Les décombres du Cinéma El Mouna réveillent des souvenirs dans la mémoire des anciens Nouakchottois
Cinéma El Mouna
- Publié par Aidara cheikh --
- Wednesday, 16 Jul, 2025

La tristesse a envahi des milliers d’ancien Nouakchottois face aux décombres du temple du cinéma mauritanien, El Mouna, inauguré en 1966. Chaque brique démolie sous les dents des bulldozers en ce début du mois de juillet 2025 est un piquet planté dans la mémoire collective de tous ceux qui ont passé leur enfance devant les affiches de ce monument cinématographique. Nous vous livrons ci-après quelques hommages rendus par d’anciens fils de Nouakchott.
Moussa Khaïry, entrepreneur mauritanien dans le domaine de l’optique, écrit dans ses spleens face au spectacle de la démolition d’El Mouna, ce qui suit.
El Mouna n’est pas qu’un bâtiment, mais une mémoire en pellicule
Il écrit dans ses souvenirs : « El Mouna n’était pas qu’un bâtiment : c’était une mémoire en pellicule, une salle d’attente pour les rêves, une parenthèse de lumière au milieu de la tôle et du sable.
Les Nouakchottois pleurent en noir et blanc aujourd’hui. On pleure Hammam Fall El Melik, ce troubadour au flair d’homme d’affaires, producteur de Tergit et Meïmouna, ce nomade moderne qui avait compris que même un peuple sans forêt a besoin d’un écran pour voir des arbres.
On pleure Mohamed Ould Saleck, l’Allemand de retour, le premier diplômé du cinéma, ce fou génial qui croyait que les bobines pouvaient changer des vies, ou au moins des soirs. Ils sont morts jeunes — 1978, 1979 — et avec eux, la promesse d’un septième art enraciné en sable.

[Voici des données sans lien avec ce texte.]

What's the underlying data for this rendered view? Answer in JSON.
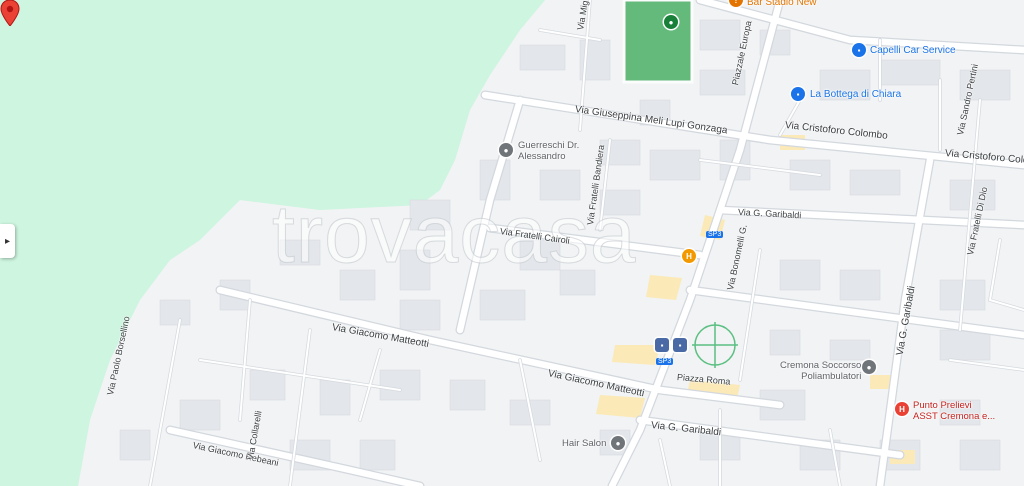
{
  "map": {
    "watermark": "trovacasa",
    "colors": {
      "background": "#f1f3f4",
      "park": "#cdf5df",
      "road": "#ffffff",
      "road_outline": "#d3d8de",
      "block": "#e3e6ea",
      "highlight": "#fbe9b7",
      "marker": "#ea4335"
    },
    "roads": {
      "via_giuseppina": "Via Giuseppina Meli Lupi Gonzaga",
      "via_cristoforo_1": "Via Cristoforo Colombo",
      "via_cristoforo_2": "Via Cristoforo Colo",
      "via_fratelli_cairoli": "Via Fratelli Cairoli",
      "via_fratelli_bandiera": "Via Fratelli Bandiera",
      "via_g_garibaldi_1": "Via G. Garibaldi",
      "via_g_garibaldi_2": "Via G. Garibaldi",
      "via_g_garibaldi_3": "Via G. Garibaldi",
      "via_giacomo_matteotti_1": "Via Giacomo Matteotti",
      "via_giacomo_matteotti_2": "Via Giacomo Matteotti",
      "via_paolo_borsellino": "Via Paolo Borsellino",
      "via_giacomo_rebeani": "Via Giacomo Rebeani",
      "via_collarelli": "Via Collarelli",
      "via_bonomelli": "Via Bonomelli G.",
      "piazzale_europa": "Piazzale Europa",
      "piazza_roma": "Piazza Roma",
      "via_sandro_pertini": "Via Sandro Pertini",
      "via_fratelli_di_dio": "Via Fratelli Di Dio",
      "via_mig": "Via Mig",
      "sp3_1": "SP3",
      "sp3_2": "SP3"
    },
    "pois": {
      "bar_stadio": "Bar Stadio New",
      "capelli": "Capelli Car Service",
      "bottega": "La Bottega di Chiara",
      "guerreschi_1": "Guerreschi Dr.",
      "guerreschi_2": "Alessandro",
      "cremona_1": "Cremona Soccorso",
      "cremona_2": "Poliambulatori",
      "punto_1": "Punto Prelievi",
      "punto_2": "ASST Cremona e...",
      "hair_salon": "Hair Salon"
    },
    "icons": {
      "side_toggle": "▸",
      "hotel": "H",
      "hospital": "H"
    }
  }
}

Mais la pierre du cinéma, elle, était restée. Comme un phare éteint qu’on continuait de saluer. Et nous, enfants du chahut, on passait devant ce monument avec respect, avec gêne, avec des souvenirs qu’on n’a jamais vraiment vécus.

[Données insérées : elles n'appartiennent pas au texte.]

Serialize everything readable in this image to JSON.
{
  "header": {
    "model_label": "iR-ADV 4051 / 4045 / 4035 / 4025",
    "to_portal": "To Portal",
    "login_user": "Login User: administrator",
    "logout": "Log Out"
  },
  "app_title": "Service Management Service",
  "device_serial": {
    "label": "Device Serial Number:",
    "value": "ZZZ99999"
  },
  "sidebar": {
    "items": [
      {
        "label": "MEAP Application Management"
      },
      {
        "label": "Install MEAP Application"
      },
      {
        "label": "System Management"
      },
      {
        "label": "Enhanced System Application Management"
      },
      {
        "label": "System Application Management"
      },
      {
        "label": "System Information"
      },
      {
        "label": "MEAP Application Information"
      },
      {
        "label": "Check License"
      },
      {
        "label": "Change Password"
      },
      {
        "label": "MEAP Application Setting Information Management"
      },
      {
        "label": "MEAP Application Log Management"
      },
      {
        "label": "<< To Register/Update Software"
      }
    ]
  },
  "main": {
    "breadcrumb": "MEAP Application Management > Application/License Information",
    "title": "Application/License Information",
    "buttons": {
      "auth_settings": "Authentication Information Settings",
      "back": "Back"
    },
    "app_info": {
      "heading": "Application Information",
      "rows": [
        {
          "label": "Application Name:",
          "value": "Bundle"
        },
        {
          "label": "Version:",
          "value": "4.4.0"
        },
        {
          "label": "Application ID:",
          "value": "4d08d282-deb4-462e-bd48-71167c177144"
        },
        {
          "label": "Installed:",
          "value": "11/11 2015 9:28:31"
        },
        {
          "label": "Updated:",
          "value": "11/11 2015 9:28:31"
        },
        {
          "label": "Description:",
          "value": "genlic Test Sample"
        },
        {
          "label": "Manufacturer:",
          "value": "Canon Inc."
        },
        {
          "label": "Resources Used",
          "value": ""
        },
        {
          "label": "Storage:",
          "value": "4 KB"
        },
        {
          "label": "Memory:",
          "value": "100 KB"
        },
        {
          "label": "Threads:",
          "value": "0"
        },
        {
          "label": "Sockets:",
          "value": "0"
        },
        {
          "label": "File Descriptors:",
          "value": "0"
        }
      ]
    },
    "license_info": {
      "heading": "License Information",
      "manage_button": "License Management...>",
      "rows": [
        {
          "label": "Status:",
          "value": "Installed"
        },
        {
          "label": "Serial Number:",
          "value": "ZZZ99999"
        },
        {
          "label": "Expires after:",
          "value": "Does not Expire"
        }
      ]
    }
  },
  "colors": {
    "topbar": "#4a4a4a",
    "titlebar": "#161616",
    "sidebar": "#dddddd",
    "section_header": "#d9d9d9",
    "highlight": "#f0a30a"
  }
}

Il cite Jeshman l’opérateur d’El Mina, et ses autres collègues, les réparateurs Sidi et N’Diaye.
Une anecdote autour d’El Mouna
Echriv Echriv rapporte, dans ses souvenirs du mythique cinéma, l’anecdote suivante : « Sous l’immeuble Afarco, autrefois, on vendait les photos des stars indiennes comme on vend aujourd’hui des forfaits téléphoniques. Des sourires figés. Des regards trop maquillés. Des vies impossibles qu’on achetait à 10 ouguiyas la photo.
Et puis il y a cette scène, tellement Nouakchottoise, qu’elle mérite d’être gravée dans le marbre cassé de la façade effondrée. Un citadin grand rêveur, avait regardé un film. Le premier de sa vie.
À l’entracte, il sort fumer. A son retour, le gardien lui dit : « Tu n’étais pas là. »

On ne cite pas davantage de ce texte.